Think about the Jedi robes. The simplicity of them, the way the under-robes cross like opulent silk in a samurai's kimono. Remember the first time you saw Obi Wan with his lightsaber? How awesome that was, and how humbly powerful he turned out to be? Would it have been the same if he wore Han Solo's clothes? Of course not!

This is something writers need to think about, too. Word choice and physical descriptions are to the reader what costumes are to a movie-goer. If we describe a dark cowboy with boots as black as night, there are choices we can make with the description. "His spurs shine with pure silver, a tin star pinned to the collar of his duster. The tip of a toothpick pokes out from the corner of his mouth, and the hint of a smile wrinkles his five-o'clock shadow. He knows a crook's going to hang at noon, and the dark cloud of death is outshined by the glory of justice in his town."
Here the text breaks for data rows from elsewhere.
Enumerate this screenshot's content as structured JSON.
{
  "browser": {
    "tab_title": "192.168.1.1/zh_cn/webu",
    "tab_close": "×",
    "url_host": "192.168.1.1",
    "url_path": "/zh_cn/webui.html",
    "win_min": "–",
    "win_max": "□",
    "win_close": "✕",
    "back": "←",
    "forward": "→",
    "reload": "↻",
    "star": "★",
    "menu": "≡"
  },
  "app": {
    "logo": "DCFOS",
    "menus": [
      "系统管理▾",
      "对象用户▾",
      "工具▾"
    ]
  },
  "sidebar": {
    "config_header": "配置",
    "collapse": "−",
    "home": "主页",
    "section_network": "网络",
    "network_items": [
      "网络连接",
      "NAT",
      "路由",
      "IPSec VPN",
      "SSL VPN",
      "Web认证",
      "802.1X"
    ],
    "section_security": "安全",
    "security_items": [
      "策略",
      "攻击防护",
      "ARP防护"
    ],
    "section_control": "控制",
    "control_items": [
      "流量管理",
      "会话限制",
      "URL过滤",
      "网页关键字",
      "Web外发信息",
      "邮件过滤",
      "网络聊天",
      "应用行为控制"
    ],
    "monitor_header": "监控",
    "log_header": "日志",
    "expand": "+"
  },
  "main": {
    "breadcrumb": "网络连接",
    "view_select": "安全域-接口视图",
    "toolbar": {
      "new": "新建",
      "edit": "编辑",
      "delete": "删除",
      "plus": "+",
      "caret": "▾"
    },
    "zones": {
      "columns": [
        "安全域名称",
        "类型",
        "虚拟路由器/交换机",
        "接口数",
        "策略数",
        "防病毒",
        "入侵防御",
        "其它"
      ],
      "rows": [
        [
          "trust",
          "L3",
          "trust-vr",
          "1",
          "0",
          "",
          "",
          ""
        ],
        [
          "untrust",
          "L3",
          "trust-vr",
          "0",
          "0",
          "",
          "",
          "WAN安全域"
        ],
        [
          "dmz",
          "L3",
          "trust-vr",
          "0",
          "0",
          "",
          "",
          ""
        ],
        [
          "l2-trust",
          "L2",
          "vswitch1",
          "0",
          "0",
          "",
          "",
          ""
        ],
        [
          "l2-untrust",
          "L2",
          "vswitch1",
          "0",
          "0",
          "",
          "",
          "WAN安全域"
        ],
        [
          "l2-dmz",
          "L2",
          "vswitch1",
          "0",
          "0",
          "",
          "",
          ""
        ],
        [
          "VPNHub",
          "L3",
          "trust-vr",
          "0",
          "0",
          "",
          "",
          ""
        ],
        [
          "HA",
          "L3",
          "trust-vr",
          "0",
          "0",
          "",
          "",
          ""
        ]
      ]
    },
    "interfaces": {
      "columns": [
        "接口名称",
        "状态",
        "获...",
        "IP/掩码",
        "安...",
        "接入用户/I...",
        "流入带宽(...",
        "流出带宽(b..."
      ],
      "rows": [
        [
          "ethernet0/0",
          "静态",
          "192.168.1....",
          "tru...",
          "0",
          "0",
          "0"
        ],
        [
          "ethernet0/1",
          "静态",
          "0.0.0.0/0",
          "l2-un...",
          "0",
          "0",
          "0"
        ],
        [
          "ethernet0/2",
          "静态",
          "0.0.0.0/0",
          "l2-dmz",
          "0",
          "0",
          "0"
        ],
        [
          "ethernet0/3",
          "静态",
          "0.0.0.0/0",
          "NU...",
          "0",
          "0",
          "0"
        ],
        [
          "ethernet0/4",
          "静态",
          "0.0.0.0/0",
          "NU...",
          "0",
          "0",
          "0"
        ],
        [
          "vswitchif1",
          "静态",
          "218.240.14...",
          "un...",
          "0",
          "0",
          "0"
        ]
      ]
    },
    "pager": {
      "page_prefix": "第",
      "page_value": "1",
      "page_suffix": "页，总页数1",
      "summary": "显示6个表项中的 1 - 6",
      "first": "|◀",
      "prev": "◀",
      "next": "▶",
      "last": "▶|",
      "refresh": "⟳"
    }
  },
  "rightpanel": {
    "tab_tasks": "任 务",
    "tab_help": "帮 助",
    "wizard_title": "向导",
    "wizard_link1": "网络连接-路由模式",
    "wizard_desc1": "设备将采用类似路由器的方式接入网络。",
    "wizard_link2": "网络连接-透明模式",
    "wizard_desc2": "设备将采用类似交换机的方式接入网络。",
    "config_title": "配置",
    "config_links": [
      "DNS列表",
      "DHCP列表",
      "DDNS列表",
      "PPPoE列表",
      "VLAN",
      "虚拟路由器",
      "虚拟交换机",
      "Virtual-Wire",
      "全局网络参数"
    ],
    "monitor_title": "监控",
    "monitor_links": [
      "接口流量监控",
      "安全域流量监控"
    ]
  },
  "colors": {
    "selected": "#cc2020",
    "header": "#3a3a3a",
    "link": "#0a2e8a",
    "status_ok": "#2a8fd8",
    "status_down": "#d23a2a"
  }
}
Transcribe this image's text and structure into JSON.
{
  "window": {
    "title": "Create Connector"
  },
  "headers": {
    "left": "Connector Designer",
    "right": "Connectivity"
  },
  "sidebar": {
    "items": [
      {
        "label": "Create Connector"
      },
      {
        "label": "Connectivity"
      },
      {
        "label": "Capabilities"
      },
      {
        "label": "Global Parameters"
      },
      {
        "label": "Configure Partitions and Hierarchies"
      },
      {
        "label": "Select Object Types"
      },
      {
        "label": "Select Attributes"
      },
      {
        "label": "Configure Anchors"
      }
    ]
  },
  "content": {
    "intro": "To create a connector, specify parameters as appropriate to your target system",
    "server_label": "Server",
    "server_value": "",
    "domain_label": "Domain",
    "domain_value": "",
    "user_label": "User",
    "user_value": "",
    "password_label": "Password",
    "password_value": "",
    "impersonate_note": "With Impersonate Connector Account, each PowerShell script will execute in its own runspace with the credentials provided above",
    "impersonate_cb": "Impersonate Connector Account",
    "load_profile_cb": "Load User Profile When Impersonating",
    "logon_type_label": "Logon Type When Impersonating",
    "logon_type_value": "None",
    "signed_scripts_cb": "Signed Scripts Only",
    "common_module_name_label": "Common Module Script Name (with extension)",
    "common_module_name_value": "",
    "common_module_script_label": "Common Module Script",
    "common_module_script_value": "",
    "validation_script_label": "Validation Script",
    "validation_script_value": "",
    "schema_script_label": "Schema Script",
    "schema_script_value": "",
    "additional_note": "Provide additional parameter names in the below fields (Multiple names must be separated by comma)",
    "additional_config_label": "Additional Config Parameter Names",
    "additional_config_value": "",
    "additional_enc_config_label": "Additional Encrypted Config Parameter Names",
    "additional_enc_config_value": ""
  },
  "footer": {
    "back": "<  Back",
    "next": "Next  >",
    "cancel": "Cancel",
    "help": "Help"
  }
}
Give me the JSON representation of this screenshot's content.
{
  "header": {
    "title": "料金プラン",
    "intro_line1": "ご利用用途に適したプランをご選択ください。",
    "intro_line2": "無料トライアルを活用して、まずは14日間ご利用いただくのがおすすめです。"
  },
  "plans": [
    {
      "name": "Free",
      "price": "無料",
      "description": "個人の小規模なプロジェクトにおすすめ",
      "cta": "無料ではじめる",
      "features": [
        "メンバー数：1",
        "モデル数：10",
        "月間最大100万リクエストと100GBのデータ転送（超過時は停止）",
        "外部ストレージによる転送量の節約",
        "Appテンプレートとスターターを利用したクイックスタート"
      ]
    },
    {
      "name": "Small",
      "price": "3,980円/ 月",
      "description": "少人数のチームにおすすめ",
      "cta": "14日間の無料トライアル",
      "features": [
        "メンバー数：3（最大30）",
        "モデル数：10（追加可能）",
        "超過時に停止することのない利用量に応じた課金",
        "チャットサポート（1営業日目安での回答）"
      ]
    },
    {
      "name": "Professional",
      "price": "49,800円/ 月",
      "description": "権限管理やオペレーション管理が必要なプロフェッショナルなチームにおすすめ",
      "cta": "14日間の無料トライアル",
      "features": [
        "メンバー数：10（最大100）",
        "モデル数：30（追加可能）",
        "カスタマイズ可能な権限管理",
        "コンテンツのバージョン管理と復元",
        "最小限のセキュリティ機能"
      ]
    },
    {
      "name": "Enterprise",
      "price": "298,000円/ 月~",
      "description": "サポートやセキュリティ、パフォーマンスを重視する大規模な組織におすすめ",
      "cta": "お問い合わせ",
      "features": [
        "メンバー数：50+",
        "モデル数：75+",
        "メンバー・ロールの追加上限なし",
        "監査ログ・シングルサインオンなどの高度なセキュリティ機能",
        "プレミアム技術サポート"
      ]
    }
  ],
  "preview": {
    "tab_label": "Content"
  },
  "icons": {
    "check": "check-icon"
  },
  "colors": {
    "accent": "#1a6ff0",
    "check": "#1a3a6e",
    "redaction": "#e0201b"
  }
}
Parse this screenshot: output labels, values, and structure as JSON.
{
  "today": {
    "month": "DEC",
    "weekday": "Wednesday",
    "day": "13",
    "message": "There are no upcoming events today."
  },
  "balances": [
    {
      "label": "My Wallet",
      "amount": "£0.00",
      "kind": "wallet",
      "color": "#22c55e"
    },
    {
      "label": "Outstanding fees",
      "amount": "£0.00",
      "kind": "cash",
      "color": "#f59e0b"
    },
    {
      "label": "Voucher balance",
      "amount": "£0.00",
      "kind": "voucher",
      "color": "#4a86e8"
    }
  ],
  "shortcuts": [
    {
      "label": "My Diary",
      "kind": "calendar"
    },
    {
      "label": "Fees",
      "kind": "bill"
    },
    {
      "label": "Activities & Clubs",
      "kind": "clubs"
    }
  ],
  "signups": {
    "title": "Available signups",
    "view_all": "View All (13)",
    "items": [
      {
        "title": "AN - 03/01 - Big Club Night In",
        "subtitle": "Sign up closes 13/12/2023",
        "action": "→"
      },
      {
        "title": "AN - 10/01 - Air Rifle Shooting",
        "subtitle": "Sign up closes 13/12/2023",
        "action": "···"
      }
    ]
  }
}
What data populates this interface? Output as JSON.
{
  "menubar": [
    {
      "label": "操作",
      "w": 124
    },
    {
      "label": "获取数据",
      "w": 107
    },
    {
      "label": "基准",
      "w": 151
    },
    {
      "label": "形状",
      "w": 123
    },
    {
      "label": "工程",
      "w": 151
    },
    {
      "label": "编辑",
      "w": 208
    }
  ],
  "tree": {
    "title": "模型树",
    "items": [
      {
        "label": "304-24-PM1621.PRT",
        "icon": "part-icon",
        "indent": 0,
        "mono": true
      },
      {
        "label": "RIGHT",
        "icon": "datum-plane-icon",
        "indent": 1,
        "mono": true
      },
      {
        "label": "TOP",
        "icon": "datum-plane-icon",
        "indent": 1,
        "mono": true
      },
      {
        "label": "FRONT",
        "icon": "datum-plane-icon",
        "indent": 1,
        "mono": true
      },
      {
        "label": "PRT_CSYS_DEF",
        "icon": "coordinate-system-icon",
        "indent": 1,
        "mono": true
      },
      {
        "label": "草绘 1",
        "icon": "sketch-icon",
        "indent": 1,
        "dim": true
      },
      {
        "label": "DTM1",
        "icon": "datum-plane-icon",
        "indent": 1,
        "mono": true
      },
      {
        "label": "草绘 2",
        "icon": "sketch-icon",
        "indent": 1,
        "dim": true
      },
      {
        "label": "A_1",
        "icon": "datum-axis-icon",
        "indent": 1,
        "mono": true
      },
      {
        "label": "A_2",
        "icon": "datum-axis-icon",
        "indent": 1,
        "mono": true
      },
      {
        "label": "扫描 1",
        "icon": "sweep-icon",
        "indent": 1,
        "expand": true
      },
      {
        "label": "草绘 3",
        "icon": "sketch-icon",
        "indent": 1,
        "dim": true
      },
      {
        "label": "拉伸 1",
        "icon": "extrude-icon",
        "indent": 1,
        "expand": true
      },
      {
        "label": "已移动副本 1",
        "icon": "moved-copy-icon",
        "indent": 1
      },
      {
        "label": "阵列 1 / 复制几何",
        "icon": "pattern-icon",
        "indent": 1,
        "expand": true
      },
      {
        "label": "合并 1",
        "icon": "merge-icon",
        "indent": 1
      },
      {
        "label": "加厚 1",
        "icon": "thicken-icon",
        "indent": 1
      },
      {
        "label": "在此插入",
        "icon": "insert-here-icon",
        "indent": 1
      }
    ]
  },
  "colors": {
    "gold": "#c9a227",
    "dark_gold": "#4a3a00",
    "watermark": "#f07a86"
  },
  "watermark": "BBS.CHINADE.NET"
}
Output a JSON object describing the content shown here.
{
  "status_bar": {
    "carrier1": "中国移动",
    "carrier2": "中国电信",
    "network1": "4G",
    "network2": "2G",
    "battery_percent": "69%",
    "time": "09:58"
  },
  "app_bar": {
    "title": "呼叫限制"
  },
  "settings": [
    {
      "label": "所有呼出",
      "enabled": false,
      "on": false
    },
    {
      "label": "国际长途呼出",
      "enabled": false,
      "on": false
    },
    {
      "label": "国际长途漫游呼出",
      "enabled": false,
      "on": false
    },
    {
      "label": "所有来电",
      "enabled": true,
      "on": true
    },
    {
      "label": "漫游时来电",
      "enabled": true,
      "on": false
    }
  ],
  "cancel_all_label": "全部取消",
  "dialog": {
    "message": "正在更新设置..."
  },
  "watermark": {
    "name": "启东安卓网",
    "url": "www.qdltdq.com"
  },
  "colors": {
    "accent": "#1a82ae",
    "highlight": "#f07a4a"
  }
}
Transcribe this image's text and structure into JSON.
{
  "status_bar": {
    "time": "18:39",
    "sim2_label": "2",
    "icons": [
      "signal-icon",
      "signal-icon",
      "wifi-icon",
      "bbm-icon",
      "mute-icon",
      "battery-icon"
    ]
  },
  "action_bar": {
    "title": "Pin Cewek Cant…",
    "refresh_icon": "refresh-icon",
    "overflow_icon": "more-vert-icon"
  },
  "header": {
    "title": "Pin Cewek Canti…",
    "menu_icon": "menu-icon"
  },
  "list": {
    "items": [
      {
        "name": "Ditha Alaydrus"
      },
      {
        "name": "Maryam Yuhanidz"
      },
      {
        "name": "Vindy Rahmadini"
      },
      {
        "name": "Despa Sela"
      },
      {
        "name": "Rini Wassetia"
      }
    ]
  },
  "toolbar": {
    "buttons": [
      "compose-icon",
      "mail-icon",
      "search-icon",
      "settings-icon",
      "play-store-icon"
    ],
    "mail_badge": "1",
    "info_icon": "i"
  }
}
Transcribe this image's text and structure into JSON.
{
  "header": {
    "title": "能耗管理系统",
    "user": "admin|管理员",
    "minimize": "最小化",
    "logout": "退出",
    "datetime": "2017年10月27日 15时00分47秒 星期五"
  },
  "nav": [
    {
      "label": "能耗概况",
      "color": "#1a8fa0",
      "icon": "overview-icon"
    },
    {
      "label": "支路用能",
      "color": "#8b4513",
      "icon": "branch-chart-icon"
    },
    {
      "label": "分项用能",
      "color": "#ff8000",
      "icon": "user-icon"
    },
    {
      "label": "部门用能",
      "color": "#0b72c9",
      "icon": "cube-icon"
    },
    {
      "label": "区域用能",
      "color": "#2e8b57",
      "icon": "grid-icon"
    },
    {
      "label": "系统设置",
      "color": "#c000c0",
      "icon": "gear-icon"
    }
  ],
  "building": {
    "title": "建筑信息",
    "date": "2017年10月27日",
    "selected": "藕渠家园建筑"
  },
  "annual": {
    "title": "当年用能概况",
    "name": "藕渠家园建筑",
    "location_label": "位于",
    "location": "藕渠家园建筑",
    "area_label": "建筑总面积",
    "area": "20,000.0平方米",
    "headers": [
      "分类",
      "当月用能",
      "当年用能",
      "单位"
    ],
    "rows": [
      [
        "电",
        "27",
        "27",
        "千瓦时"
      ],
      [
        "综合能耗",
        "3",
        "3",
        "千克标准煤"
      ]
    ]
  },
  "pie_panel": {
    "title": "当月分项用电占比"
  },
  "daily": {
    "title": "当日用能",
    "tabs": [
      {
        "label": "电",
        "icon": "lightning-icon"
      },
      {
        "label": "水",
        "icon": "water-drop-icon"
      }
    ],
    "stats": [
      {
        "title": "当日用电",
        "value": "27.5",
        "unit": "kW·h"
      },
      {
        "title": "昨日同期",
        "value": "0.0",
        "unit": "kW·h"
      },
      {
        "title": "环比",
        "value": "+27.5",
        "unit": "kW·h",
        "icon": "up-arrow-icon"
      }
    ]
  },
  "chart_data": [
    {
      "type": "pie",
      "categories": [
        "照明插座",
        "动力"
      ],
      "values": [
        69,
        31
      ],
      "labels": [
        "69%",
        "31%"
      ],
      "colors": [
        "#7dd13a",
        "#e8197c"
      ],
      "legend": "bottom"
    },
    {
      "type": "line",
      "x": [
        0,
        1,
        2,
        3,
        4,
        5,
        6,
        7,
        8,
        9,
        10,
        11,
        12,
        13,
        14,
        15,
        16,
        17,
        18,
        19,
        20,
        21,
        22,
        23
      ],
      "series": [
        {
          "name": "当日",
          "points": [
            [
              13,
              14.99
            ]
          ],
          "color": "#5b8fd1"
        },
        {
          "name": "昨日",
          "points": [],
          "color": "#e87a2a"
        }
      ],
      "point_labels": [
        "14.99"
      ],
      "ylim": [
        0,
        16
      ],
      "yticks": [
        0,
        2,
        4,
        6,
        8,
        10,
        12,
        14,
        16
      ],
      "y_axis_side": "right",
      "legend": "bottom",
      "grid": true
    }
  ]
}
But if we change it to: "A red silk shirt so deep it looks almost black. His vest, heavy as the night, fits him so perfectly he couldn't possibly be a creature of daylight. Coal mines shine more brightly than his boots, and if he wore spurs, they would only disappear in the empty void of his horse's coat. To say that shadow covered the man is to say that light tried to shine on him. But if ever the light feared a mortal, this would be him."

Two different descriptions, almost completely physical, but more is said about their personality through the description than pages of pontification on their inner thoughts. This is something that came out clear in my mind when I looked at the amazing Star Wars exhibit at the EMP Museum.

On a nerdier note (yes, nerdier than an hour spent drooling over Star Wars costumes!), I got to see a first edition D&D Handbook! An entire feature on Fantasy takes up part of the museum, and since that's one of my first loves, I enjoyed every second of it. Pages form the original Sword of Shanara and one of Paolini's manuscripts sent chills through me. Plus a copy of the unauthorized paperback of Fellowship of the Ring. That one gave me mixed feelings. On the one hand, it's awesome to see. But as a creator, I still feel indignant on behalf of the author because someone so brashly stole from him.

Anyway, I can tell I'm rambling, which is fine because I'm on vacation. But I'll be back in the "office" on Tuesday. There may or may not be more stories from my journey, but there WILL be discussions on tropes, nerdery, and creativity.

There are amazing creations in the world, and Star Wars may be one of Giles' favorite. The ONE thing he wanted to see in Seattle was that exhibit. It makes him all kinds of happy to read and understand the choices made by the creators of his childhood fantasy world.

And it inspires him to create worlds that are just as vivid.